The principal issue in this tax appeal is whether a corporation that designs and orders advertising materials for cooperative direct mailing to private households has engaged in transactions that are subject
to the use tax, General Statutes § 12-411(1). 1 The, defendant, the commissioner of revenue services, as a result of an audit for the years 1984 through 1989, initially concluded that the plaintiff; Val-Pak of Central Connecticut North, Inc., was liable for payment of the sales tax as a seller of tangible personal property. 1 After a reassessment at the plaintiff's behest, the defendant recharacterized the plaintiff's activities as those of an advertising service provider that had made a taxable use of advertising materials and therefore was liable for payment of the use tax. Pursuant to General Statutes § 12-422, 1 the plaintiff appealed the reassessment to the
trial court, which rendered judgment in favor of the plaintiff. The defendant appealed from the judgment of the trial court to the Appellate Court, and we transferred the appeal to this court pursuant to Practice Book § 4023 and General Statutes § 51-199(c). We affirm the judgment of the trial court.
The parties stipulated to the relevant facts. The plaintiff is a Connecticut corporation that was engaged in the business of selling cooperative direct mail advertising services. It was a licensee or sublicensee of Val-Pak Direct Marketing Systems, Inc. (Direct Marketing), a Florida corporation.

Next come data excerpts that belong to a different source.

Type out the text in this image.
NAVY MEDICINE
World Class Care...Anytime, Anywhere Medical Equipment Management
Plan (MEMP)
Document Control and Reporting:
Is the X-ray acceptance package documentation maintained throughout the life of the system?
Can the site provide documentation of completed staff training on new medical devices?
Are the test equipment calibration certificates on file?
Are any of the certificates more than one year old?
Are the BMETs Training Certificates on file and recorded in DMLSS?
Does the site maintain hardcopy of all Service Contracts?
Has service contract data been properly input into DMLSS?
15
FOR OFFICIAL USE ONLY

In providing cooperative direct mail advertising services for a group of otherwise unrelated business customers, the plaintiff arranged to have printed advertisements, coupons and the like sent in a single envelope to households in a specified geographic area. After a business customer had agreed to use the plaintiffs services, the plaintiff placed orders with Direct Marketing. In accordance with the plaintiff's directions, advertising materials were then printed in Florida and mailed from Florida to the designated households. Direct Marketing billed the plaintiff for the printing and mailing services it performed. The plaintiff billed its customers for its services.
On the basis of these stipulated facts, the trial court found that the plaintiff was engaged in providing services to its customers and in purchasing services from Direct Marketing. Because the plaintiff at no time exercised any ownership rights over the advertising materials prepared and mailed by Direct Marketing, the trial court concluded that the plaintiff's transactions did not
constitute a taxable "use" of tangible property in this state. 2 Accordingly, the trial court held that the transactions in which the plaintiff had engaged were not taxable during the audit years and rendered judgment for the plaintiff. 2 This appeal followed.
Our examination of the record on this appeal, and the briefs and arguments of the parties, persuades us that the judgment of the trial court should be affirmed. The central issue of the applicability of the use tax to the plaintiff's activities during the audit years at issue was properly resolved in the thoughtful and comprehensive memorandum of decision filed by the trial court. Val-Pak of Central Connecticut North, Inc. v. Commissioner of Revenue Services, 44 Conn. Sup. 133, 670 A.2d 343 (1995). Because that memorandum of decision fully addresses the arguments raised in the present appeal, we adopt the trial court's well reasoned decision as a statement of the facts and the applicable law on that issue. It would serve no useful purpose for us to repeat the discussion therein contained. See Greater Bridgeport Transit District v. State Board of Labor Relations, 232 Conn. 57, 64, 653 A.2d 151 (1995); Advanced Business Systems, Inc. v. Crystal, 231 Conn. 378, 380-81, 650 A.2d 540 (1994); Van Dyck Printing Co. v. DiNicola, 231 Conn. 272, 273-74, 648 A.2d 877 (1994).